Leaving X20 users having to get something like the Tanley or WaveIO etc, if they want the better drivers 
and sound quality.
 
Anyway, I'll run the X20 at 216 volts for a while, then swap back to my normal 240+ish in a few days to 
see if I notice a difference in sound quality when I do so, and will report back then.
 
Cheers.
 
Simon
 
Mar 20, 2016 at 12:52 PM Post #537 of 1,320
I'm in the UK too and maybe that partly explains the awful lack of air/ sparkle using the internal USB (can't find the multimeter but it's not uncommon in this country for AC to fluctuate to 250 volts and beyond).  Sounded similar with a Tag Maclaren CDT20R into the BNC/ SDPIF inputs as well.  Maybe I just got a lemon though..
 
Anyhow, I'm back to my (noticeably airier) £40 dongle for now and looking elsewhere for its replacement.
 
Mar 20, 2016 at 1:37 PM Post #538 of 1,320
Hey there Brainfood Good luck with your search for a new DAC ...
 
I've just rewired my 'Buck' transformer and the X20 is now seeing dead on 220 volts.
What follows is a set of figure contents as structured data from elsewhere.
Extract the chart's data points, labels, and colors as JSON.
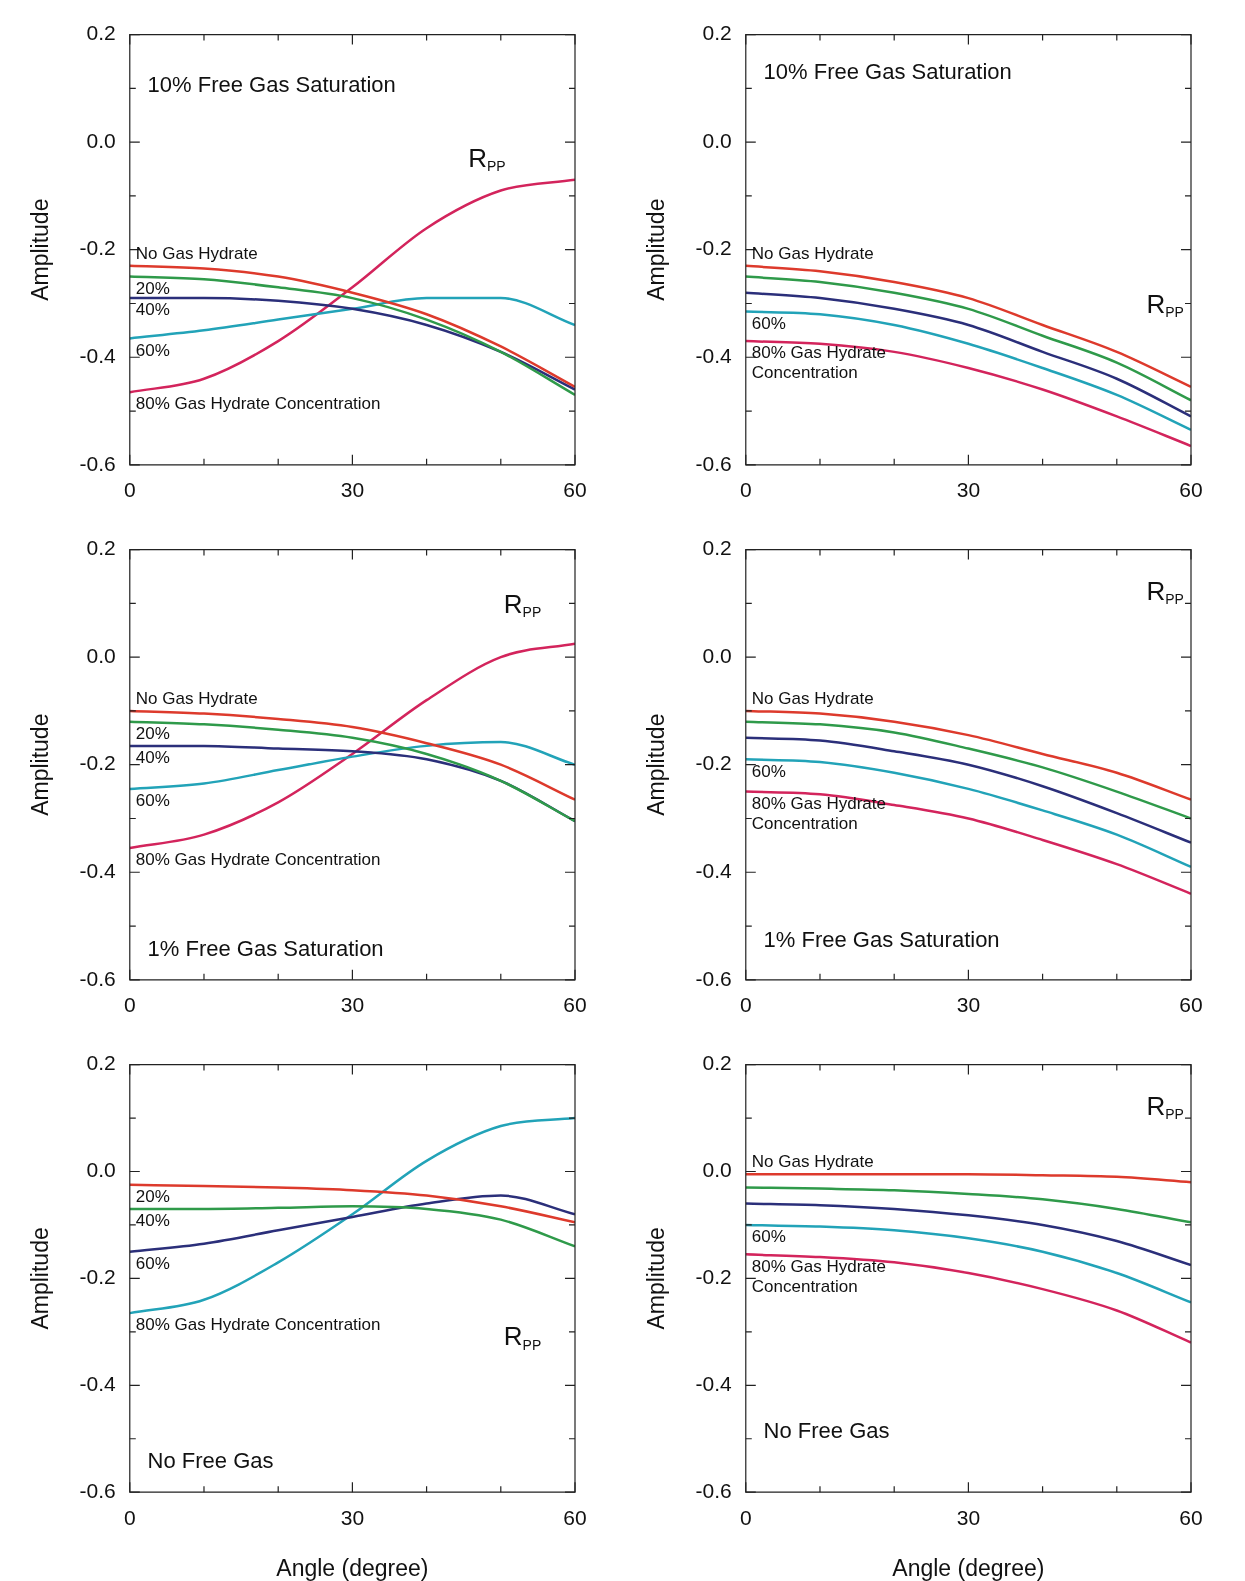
{
  "chart_data": [
    {
      "type": "line",
      "title": "10% Free Gas Saturation",
      "ylabel": "Amplitude",
      "x": [
        0,
        10,
        20,
        30,
        40,
        50,
        60
      ],
      "xlim": [
        0,
        60
      ],
      "xticks": [
        0,
        {
          "value": 10,
          "label": null
        },
        {
          "value": 20,
          "label": null
        },
        30,
        {
          "value": 40,
          "label": null
        },
        {
          "value": 50,
          "label": null
        },
        60
      ],
      "ylim": [
        -0.6,
        0.2
      ],
      "yticks": [
        -0.6,
        {
          "value": -0.5,
          "label": null
        },
        -0.4,
        {
          "value": -0.3,
          "label": null
        },
        -0.2,
        {
          "value": -0.1,
          "label": null
        },
        {
          "value": 0,
          "label": "0.0"
        },
        {
          "value": 0.1,
          "label": null
        },
        0.2
      ],
      "series": [
        {
          "name": "No Gas Hydrate",
          "color": "#dd3a2c",
          "values": [
            -0.23,
            -0.235,
            -0.25,
            -0.28,
            -0.32,
            -0.38,
            -0.455
          ]
        },
        {
          "name": "20%",
          "color": "#2f9a4a",
          "values": [
            -0.25,
            -0.255,
            -0.27,
            -0.29,
            -0.33,
            -0.39,
            -0.47
          ]
        },
        {
          "name": "40%",
          "color": "#2b2f7a",
          "values": [
            -0.29,
            -0.29,
            -0.295,
            -0.31,
            -0.34,
            -0.39,
            -0.46
          ]
        },
        {
          "name": "60%",
          "color": "#22a3b8",
          "values": [
            -0.365,
            -0.35,
            -0.33,
            -0.31,
            -0.29,
            -0.29,
            -0.34
          ]
        },
        {
          "name": "80% Gas Hydrate Concentration",
          "color": "#d3245c",
          "values": [
            -0.465,
            -0.44,
            -0.37,
            -0.27,
            -0.16,
            -0.09,
            -0.07
          ]
        }
      ],
      "annotations": [
        "R$_{PP}$"
      ]
    },
    {
      "type": "line",
      "title": "10% Free Gas Saturation",
      "ylabel": "Amplitude",
      "x": [
        0,
        10,
        20,
        30,
        40,
        50,
        60
      ],
      "xlim": [
        0,
        60
      ],
      "xticks": [
        0,
        {
          "value": 10,
          "label": null
        },
        {
          "value": 20,
          "label": null
        },
        30,
        {
          "value": 40,
          "label": null
        },
        {
          "value": 50,
          "label": null
        },
        60
      ],
      "ylim": [
        -0.6,
        0.2
      ],
      "yticks": [
        -0.6,
        {
          "value": -0.5,
          "label": null
        },
        -0.4,
        {
          "value": -0.3,
          "label": null
        },
        -0.2,
        {
          "value": -0.1,
          "label": null
        },
        {
          "value": 0,
          "label": "0.0"
        },
        {
          "value": 0.1,
          "label": null
        },
        0.2
      ],
      "series": [
        {
          "name": "No Gas Hydrate",
          "color": "#dd3a2c",
          "values": [
            -0.23,
            -0.24,
            -0.26,
            -0.29,
            -0.34,
            -0.39,
            -0.455
          ]
        },
        {
          "color": "#2f9a4a",
          "values": [
            -0.25,
            -0.26,
            -0.28,
            -0.31,
            -0.36,
            -0.41,
            -0.48
          ]
        },
        {
          "color": "#2b2f7a",
          "values": [
            -0.28,
            -0.29,
            -0.31,
            -0.34,
            -0.39,
            -0.44,
            -0.51
          ]
        },
        {
          "name": "60%",
          "color": "#22a3b8",
          "values": [
            -0.315,
            -0.32,
            -0.34,
            -0.375,
            -0.42,
            -0.47,
            -0.535
          ]
        },
        {
          "name": "80% Gas Hydrate Concentration",
          "color": "#d3245c",
          "values": [
            -0.37,
            -0.375,
            -0.39,
            -0.42,
            -0.46,
            -0.51,
            -0.565
          ]
        }
      ],
      "annotations": [
        "R$_{PP}$"
      ]
    },
    {
      "type": "line",
      "title": "1% Free Gas Saturation",
      "ylabel": "Amplitude",
      "x": [
        0,
        10,
        20,
        30,
        40,
        50,
        60
      ],
      "xlim": [
        0,
        60
      ],
      "xticks": [
        0,
        {
          "value": 10,
          "label": null
        },
        {
          "value": 20,
          "label": null
        },
        30,
        {
          "value": 40,
          "label": null
        },
        {
          "value": 50,
          "label": null
        },
        60
      ],
      "ylim": [
        -0.6,
        0.2
      ],
      "yticks": [
        -0.6,
        {
          "value": -0.5,
          "label": null
        },
        -0.4,
        {
          "value": -0.3,
          "label": null
        },
        -0.2,
        {
          "value": -0.1,
          "label": null
        },
        {
          "value": 0,
          "label": "0.0"
        },
        {
          "value": 0.1,
          "label": null
        },
        0.2
      ],
      "series": [
        {
          "name": "No Gas Hydrate",
          "color": "#dd3a2c",
          "values": [
            -0.1,
            -0.105,
            -0.115,
            -0.13,
            -0.16,
            -0.2,
            -0.265
          ]
        },
        {
          "name": "20%",
          "color": "#2f9a4a",
          "values": [
            -0.12,
            -0.125,
            -0.135,
            -0.15,
            -0.18,
            -0.23,
            -0.305
          ]
        },
        {
          "name": "40%",
          "color": "#2b2f7a",
          "values": [
            -0.165,
            -0.165,
            -0.17,
            -0.175,
            -0.19,
            -0.23,
            -0.305
          ]
        },
        {
          "name": "60%",
          "color": "#22a3b8",
          "values": [
            -0.245,
            -0.235,
            -0.21,
            -0.185,
            -0.165,
            -0.158,
            -0.2
          ]
        },
        {
          "name": "80% Gas Hydrate Concentration",
          "color": "#d3245c",
          "values": [
            -0.355,
            -0.33,
            -0.27,
            -0.18,
            -0.08,
            0,
            0.025
          ]
        }
      ],
      "annotations": [
        "R$_{PP}$"
      ]
    },
    {
      "type": "line",
      "title": "1% Free Gas Saturation",
      "ylabel": "Amplitude",
      "x": [
        0,
        10,
        20,
        30,
        40,
        50,
        60
      ],
      "xlim": [
        0,
        60
      ],
      "xticks": [
        0,
        {
          "value": 10,
          "label": null
        },
        {
          "value": 20,
          "label": null
        },
        30,
        {
          "value": 40,
          "label": null
        },
        {
          "value": 50,
          "label": null
        },
        60
      ],
      "ylim": [
        -0.6,
        0.2
      ],
      "yticks": [
        -0.6,
        {
          "value": -0.5,
          "label": null
        },
        -0.4,
        {
          "value": -0.3,
          "label": null
        },
        -0.2,
        {
          "value": -0.1,
          "label": null
        },
        {
          "value": 0,
          "label": "0.0"
        },
        {
          "value": 0.1,
          "label": null
        },
        0.2
      ],
      "series": [
        {
          "name": "No Gas Hydrate",
          "color": "#dd3a2c",
          "values": [
            -0.1,
            -0.105,
            -0.12,
            -0.145,
            -0.18,
            -0.215,
            -0.265
          ]
        },
        {
          "color": "#2f9a4a",
          "values": [
            -0.12,
            -0.125,
            -0.14,
            -0.17,
            -0.205,
            -0.25,
            -0.3
          ]
        },
        {
          "color": "#2b2f7a",
          "values": [
            -0.15,
            -0.155,
            -0.175,
            -0.2,
            -0.24,
            -0.29,
            -0.345
          ]
        },
        {
          "name": "60%",
          "color": "#22a3b8",
          "values": [
            -0.19,
            -0.195,
            -0.215,
            -0.245,
            -0.285,
            -0.33,
            -0.39
          ]
        },
        {
          "name": "80% Gas Hydrate Concentration",
          "color": "#d3245c",
          "values": [
            -0.25,
            -0.255,
            -0.275,
            -0.3,
            -0.34,
            -0.385,
            -0.44
          ]
        }
      ],
      "annotations": [
        "R$_{PP}$"
      ]
    },
    {
      "type": "line",
      "title": "No Free Gas",
      "xlabel": "Angle (degree)",
      "ylabel": "Amplitude",
      "x": [
        0,
        10,
        20,
        30,
        40,
        50,
        60
      ],
      "xlim": [
        0,
        60
      ],
      "xticks": [
        0,
        {
          "value": 10,
          "label": null
        },
        {
          "value": 20,
          "label": null
        },
        30,
        {
          "value": 40,
          "label": null
        },
        {
          "value": 50,
          "label": null
        },
        60
      ],
      "ylim": [
        -0.6,
        0.2
      ],
      "yticks": [
        -0.6,
        {
          "value": -0.5,
          "label": null
        },
        -0.4,
        {
          "value": -0.3,
          "label": null
        },
        -0.2,
        {
          "value": -0.1,
          "label": null
        },
        {
          "value": 0,
          "label": "0.0"
        },
        {
          "value": 0.1,
          "label": null
        },
        0.2
      ],
      "series": [
        {
          "name": "20%",
          "color": "#dd3a2c",
          "values": [
            -0.025,
            -0.027,
            -0.03,
            -0.035,
            -0.045,
            -0.065,
            -0.095
          ]
        },
        {
          "name": "40%",
          "color": "#2f9a4a",
          "values": [
            -0.07,
            -0.07,
            -0.068,
            -0.065,
            -0.07,
            -0.09,
            -0.14
          ]
        },
        {
          "name": "60%",
          "color": "#2b2f7a",
          "values": [
            -0.15,
            -0.135,
            -0.11,
            -0.085,
            -0.06,
            -0.045,
            -0.08
          ]
        },
        {
          "name": "80% Gas Hydrate Concentration",
          "color": "#22a3b8",
          "values": [
            -0.265,
            -0.24,
            -0.17,
            -0.08,
            0.02,
            0.085,
            0.1
          ]
        }
      ],
      "annotations": [
        "R$_{PP}$"
      ]
    },
    {
      "type": "line",
      "title": "No Free Gas",
      "xlabel": "Angle (degree)",
      "ylabel": "Amplitude",
      "x": [
        0,
        10,
        20,
        30,
        40,
        50,
        60
      ],
      "xlim": [
        0,
        60
      ],
      "xticks": [
        0,
        {
          "value": 10,
          "label": null
        },
        {
          "value": 20,
          "label": null
        },
        30,
        {
          "value": 40,
          "label": null
        },
        {
          "value": 50,
          "label": null
        },
        60
      ],
      "ylim": [
        -0.6,
        0.2
      ],
      "yticks": [
        -0.6,
        {
          "value": -0.5,
          "label": null
        },
        -0.4,
        {
          "value": -0.3,
          "label": null
        },
        -0.2,
        {
          "value": -0.1,
          "label": null
        },
        {
          "value": 0,
          "label": "0.0"
        },
        {
          "value": 0.1,
          "label": null
        },
        0.2
      ],
      "series": [
        {
          "name": "No Gas Hydrate",
          "color": "#dd3a2c",
          "values": [
            -0.005,
            -0.005,
            -0.005,
            -0.005,
            -0.007,
            -0.01,
            -0.02
          ]
        },
        {
          "color": "#2f9a4a",
          "values": [
            -0.03,
            -0.032,
            -0.035,
            -0.042,
            -0.052,
            -0.07,
            -0.095
          ]
        },
        {
          "color": "#2b2f7a",
          "values": [
            -0.06,
            -0.063,
            -0.07,
            -0.082,
            -0.1,
            -0.13,
            -0.175
          ]
        },
        {
          "name": "60%",
          "color": "#22a3b8",
          "values": [
            -0.1,
            -0.103,
            -0.11,
            -0.125,
            -0.15,
            -0.19,
            -0.245
          ]
        },
        {
          "name": "80% Gas Hydrate Concentration",
          "color": "#d3245c",
          "values": [
            -0.155,
            -0.16,
            -0.17,
            -0.19,
            -0.22,
            -0.26,
            -0.32
          ]
        }
      ],
      "annotations": [
        "R$_{PP}$"
      ]
    }
  ]
}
I checked the internal transformers, and they now read 9 and 15.1 volts respectively.
Which I am much happier seeing, but also makes me suspect that the X20 is actually
engineered for 110 and 220 operation, and running the 250 volts we commonly see here
in the UK may not be the best thing for it.
 
She really likes a good earth path too .. The earth tag attached to the back of the IEC socket
was pretty loose when I inspected it, and something I'd recommend people to check is tight and
secure in their units.
 
Anyway, whilst it's taken a fair bit of messing around, I have to say the sound is now very very
good indeed.
 
Cheers
 
Simon
 
Mar 23, 2016 at 1:19 AM Post #540 of 1,320
  Have any of you guys used the X20 in a system with HD800s? (both unmodified) I was wondering if you had any brightness or sibilance issues without having to compensate for it somewhere else in the system.
 
thanks.

I replaced my Schiit Gungnir MB with the X20 four says ago and I've been listening every night for a couple of hours with my HD800S. No sibilance or brightness issues. And it is a step above the Gungnir. Wider sound stage, better perceived  space around instruments and a little more detail.